Fashion is heavily influenced by value systems and perspectives and Uniqlo is a beneficiary of our current moment. When humanity is forced to think about mass extinction, there is a subtle pressure to take our own shopping choices seriously as well. It is, perhaps, too much to expect people to entirely resist the convenience pret-a-porter or ready-to-wear offers. However, that time is gone when it was totally cool to buy something, wear it once and chuck it, an accepted practice heavily propagated by the likes of Zara and H&M. While there will always be people who value cheap, disposable style over everything else, there is also a growing number of impatient shoppers who are concerned about landfills and irritated by poor quality. Contrary to popular perception that fashion is a medium to stand out, Uniqlo’s designs hint at a contempt for edginess. Despite its name, the merging of the words unique and clothing, Uniqlo is much more about quiet minimalism, than what’s in. And it turns out, there are plenty of people who don’t mind if they’re dressed like everyone else.

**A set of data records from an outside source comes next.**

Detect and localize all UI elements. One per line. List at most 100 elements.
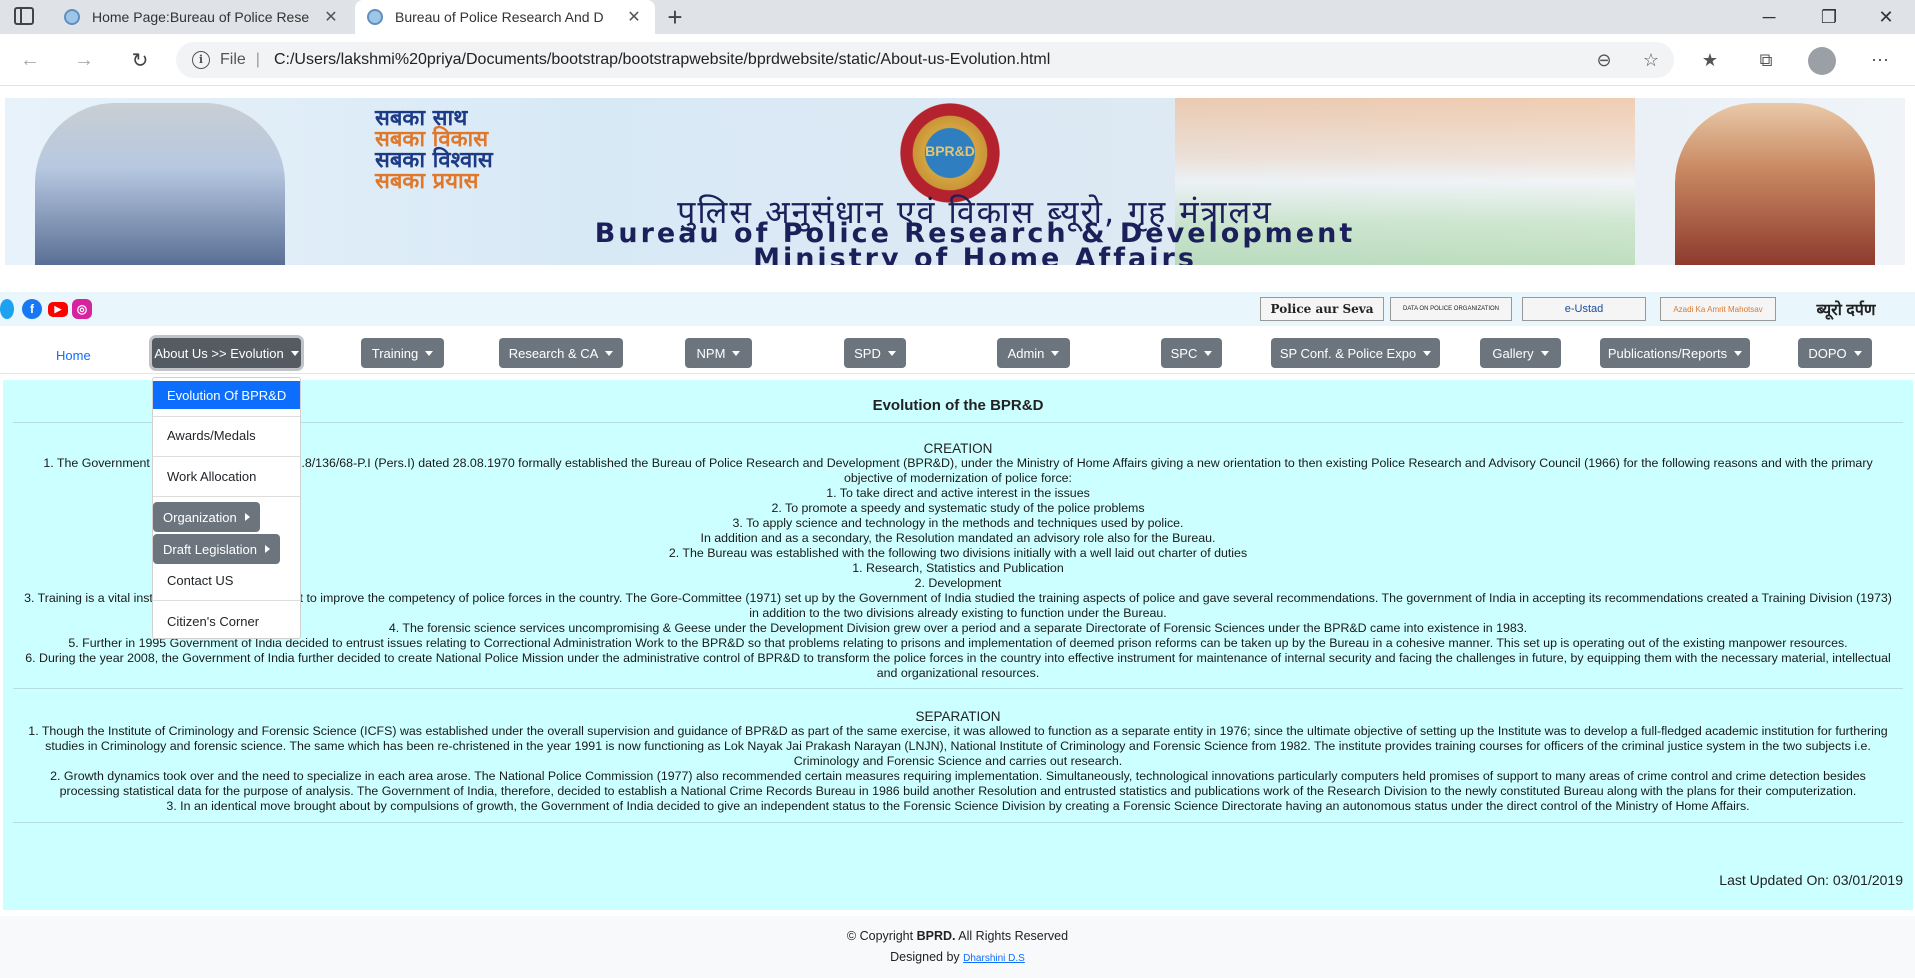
creation-line: 2. Development [914, 576, 1002, 590]
data-police-organization-link[interactable]: DATA ON POLICE ORGANIZATION [1390, 297, 1512, 321]
nav-publications-dropdown[interactable]: Publications/Reports [1600, 338, 1750, 368]
creation-line: In addition and as a secondary, the Reso… [700, 531, 1216, 545]
minimize-icon[interactable]: ─ [1740, 0, 1798, 34]
site-favicon-icon [64, 9, 80, 25]
more-options-icon[interactable]: ⋯ [1866, 46, 1894, 74]
separation-title: SEPARATION [915, 709, 1001, 724]
new-tab-button[interactable]: + [660, 2, 690, 32]
dropdown-submenu-organization[interactable]: Organization [153, 502, 260, 532]
nav-spd-dropdown[interactable]: SPD [844, 338, 906, 368]
back-icon[interactable]: ← [14, 44, 46, 76]
caret-down-icon [605, 350, 614, 356]
close-tab-icon[interactable]: ✕ [625, 7, 643, 27]
copyright-brand: BPRD. [916, 929, 956, 943]
creation-line: 1. To take direct and active interest in… [826, 486, 1090, 500]
caret-down-icon [1051, 350, 1060, 356]
nav-label: Gallery [1492, 345, 1534, 361]
nav-sp-conf-dropdown[interactable]: SP Conf. & Police Expo [1271, 338, 1440, 368]
emblem-text: BPR&D [925, 143, 975, 159]
collections-icon[interactable]: ⧉ [1752, 46, 1780, 74]
creation-line: 6. During the year 2008, the Government … [25, 651, 1891, 680]
site-banner: सबका साथ सबका विकास सबका विश्वास सबका प्… [5, 98, 1905, 265]
url-text: C:/Users/lakshmi%20priya/Documents/boots… [273, 51, 1051, 68]
dropdown-divider [153, 416, 300, 417]
url-field[interactable]: i File | C:/Users/lakshmi%20priya/Docume… [176, 42, 1674, 78]
nav-dopo-dropdown[interactable]: DOPO [1798, 338, 1872, 368]
zoom-out-icon[interactable]: ⊖ [1590, 46, 1618, 74]
slogan-line: सबका साथ [375, 106, 468, 131]
creation-line: 3. Training is a vital instrument and ke… [24, 591, 1892, 620]
tab-actions-icon[interactable] [14, 7, 34, 25]
nav-home-link[interactable]: Home [56, 348, 91, 363]
dropdown-item-citizens-corner[interactable]: Citizen's Corner [153, 607, 300, 635]
dropdown-divider [153, 600, 300, 601]
close-tab-icon[interactable]: ✕ [322, 7, 340, 27]
nav-label: SPD [854, 345, 881, 361]
caret-down-icon [425, 350, 434, 356]
dropdown-item-evolution[interactable]: Evolution Of BPR&D [153, 381, 300, 409]
restore-icon[interactable]: ❐ [1800, 0, 1858, 34]
nav-npm-dropdown[interactable]: NPM [685, 338, 752, 368]
azadi-ka-amrit-mahotsav-link[interactable]: Azadi Ka Amrit Mahotsav [1660, 297, 1776, 321]
nav-label: NPM [696, 345, 726, 361]
refresh-icon[interactable]: ↻ [124, 44, 156, 76]
caret-down-icon [1853, 350, 1862, 356]
dropdown-divider [153, 456, 300, 457]
slogan-line: सबका प्रयास [375, 169, 479, 194]
nav-research-dropdown[interactable]: Research & CA [499, 338, 623, 368]
twitter-icon[interactable] [0, 299, 14, 319]
nav-about-us-dropdown[interactable]: About Us >> Evolution [152, 338, 301, 368]
youtube-icon[interactable]: ▶ [48, 302, 68, 317]
dropdown-item-work-allocation[interactable]: Work Allocation [153, 462, 300, 490]
social-strip: f ▶ ◎ Police aur Seva DATA ON POLICE ORG… [0, 292, 1915, 326]
caret-down-icon [732, 350, 741, 356]
police-aur-seva-link[interactable]: Police aur Seva [1260, 297, 1384, 321]
separation-line: 2. Growth dynamics took over and the nee… [50, 769, 1866, 798]
nav-admin-dropdown[interactable]: Admin [997, 338, 1070, 368]
url-separator: | [255, 51, 260, 68]
main-nav: Home About Us >> Evolution Training Rese… [0, 334, 1915, 374]
favorites-icon[interactable]: ★ [1696, 46, 1724, 74]
banner-slogan: सबका साथ सबका विकास सबका विश्वास सबका प्… [375, 106, 795, 194]
nav-training-dropdown[interactable]: Training [361, 338, 444, 368]
caret-down-icon [1540, 350, 1549, 356]
facebook-icon[interactable]: f [22, 299, 42, 319]
creation-line: 2. The Bureau was established with the f… [668, 546, 1248, 560]
bprd-emblem-icon: BPR&D [885, 103, 1015, 203]
url-scheme-label: File [220, 51, 246, 68]
address-bar-row: ← → ↻ i File | C:/Users/lakshmi%20priya/… [0, 34, 1915, 86]
separation-line: 3. In an identical move brought about by… [166, 799, 1750, 813]
nav-gallery-dropdown[interactable]: Gallery [1480, 338, 1561, 368]
dropdown-item-contact-us[interactable]: Contact US [153, 566, 300, 594]
add-favorite-icon[interactable]: ☆ [1637, 46, 1665, 74]
close-window-icon[interactable]: ✕ [1857, 0, 1915, 34]
copyright-prefix: © Copyright [846, 929, 914, 943]
e-ustad-link[interactable]: e-Ustad [1522, 297, 1646, 321]
bureau-darpan-link[interactable]: ब्यूरो दर्पण [1786, 297, 1906, 321]
caret-down-icon [887, 350, 896, 356]
instagram-icon[interactable]: ◎ [72, 299, 92, 319]
forward-icon[interactable]: → [68, 44, 100, 76]
banner-ministry: Ministry of Home Affairs [753, 243, 1197, 265]
about-us-dropdown-menu: Evolution Of BPR&D Awards/Medals Work Al… [152, 377, 301, 639]
nav-label: SPC [1170, 345, 1198, 361]
tab-title: Home Page:Bureau of Police Rese [92, 9, 310, 25]
dropdown-submenu-draft-legislation[interactable]: Draft Legislation [153, 534, 280, 564]
browser-tab-active[interactable]: Bureau of Police Research And D ✕ [355, 0, 655, 34]
divider [13, 688, 1903, 689]
banner-portrait-left [35, 103, 285, 265]
tab-title: Bureau of Police Research And D [395, 9, 604, 25]
copyright-rights: All Rights Reserved [958, 929, 1069, 943]
nav-label: SP Conf. & Police Expo [1279, 345, 1417, 361]
caret-right-icon [244, 513, 250, 521]
dropdown-item-awards[interactable]: Awards/Medals [153, 421, 300, 449]
nav-spc-dropdown[interactable]: SPC [1161, 338, 1222, 368]
browser-tab-home[interactable]: Home Page:Bureau of Police Rese ✕ [52, 0, 352, 34]
site-info-icon[interactable]: i [192, 51, 210, 69]
last-updated: Last Updated On: 03/01/2019 [1719, 872, 1903, 888]
designer-line: Designed by Dharshini D.S [0, 947, 1915, 969]
designer-link[interactable]: Dharshini D.S [963, 953, 1025, 964]
copyright-line: © Copyright BPRD. All Rights Reserved [0, 926, 1915, 947]
profile-avatar[interactable] [1808, 47, 1836, 75]
creation-line: 4. The forensic science services uncompr… [388, 621, 1528, 635]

For shoppers offended by bling or the overwhelming variety of shiny animal prints perpetually on offer at all the high fashion brands, Uniqlo is like a soothing balm in comparison — all soft fleeces and shirts in monochromatic colours. The styling is a defiant rejection of extravagance, and also a rejection of trends. Sure, you’ll find something better fitted and more fashionable at Zara, since they have perfected the art of copying stuff off the latest catwalks at a dizzying pace, but our world has changed. Flashback to the hit film Confessions of a Shopaholic released in the early 2000’s, where the red-headed protagonist was filmed sitting among a heap of dresses from her overflowing wardrobe, ruing that she had nothing to wear. The great seismic shift in 2019 is, it’s no longer a fashion faux pas to repeat an outfit. Overconsumption is a symbol of vulgar avarice; we are fast reaching the point where fashion features of Mariah Carey or Elton John’s extensive shoe collection is viewed with sneering derision.
The most brilliant scam wrought by the fashion industry is something so many women continue to buy into: that clothes, especially expensive clothes, must not be repeated and if they must, only, very judiciously so. The men have been liberated by this ridiculous and all pervasive fashion rule because of icons like Steve Jobs and Jerry Seinfeld, who stubbornly wore the same clothes every day — an endless rotation of blue jeans and sneakers. Societal norms hold women to a higher sartorial standard and because of our conditioning, we imagine everyone looking at our clothes and judging us for wearing the same old thing. This drastic overestimation of other people’s attention spans is widely common. In reality, people are too caught up with their own lives to, A:notice, B:care. Along comes a brand that opts into a determined kind of sameness, that is slowly taking away this aversion to repetition. Uniqlo’s highest selling, most famous product, the ultra thin thermal Heattech, is 15 years old, perfect for those few horrendous January days in Delhi. The cleanly designed inner reflects the new fashion ethos, that conspicuousness isn’t all its cut out to be.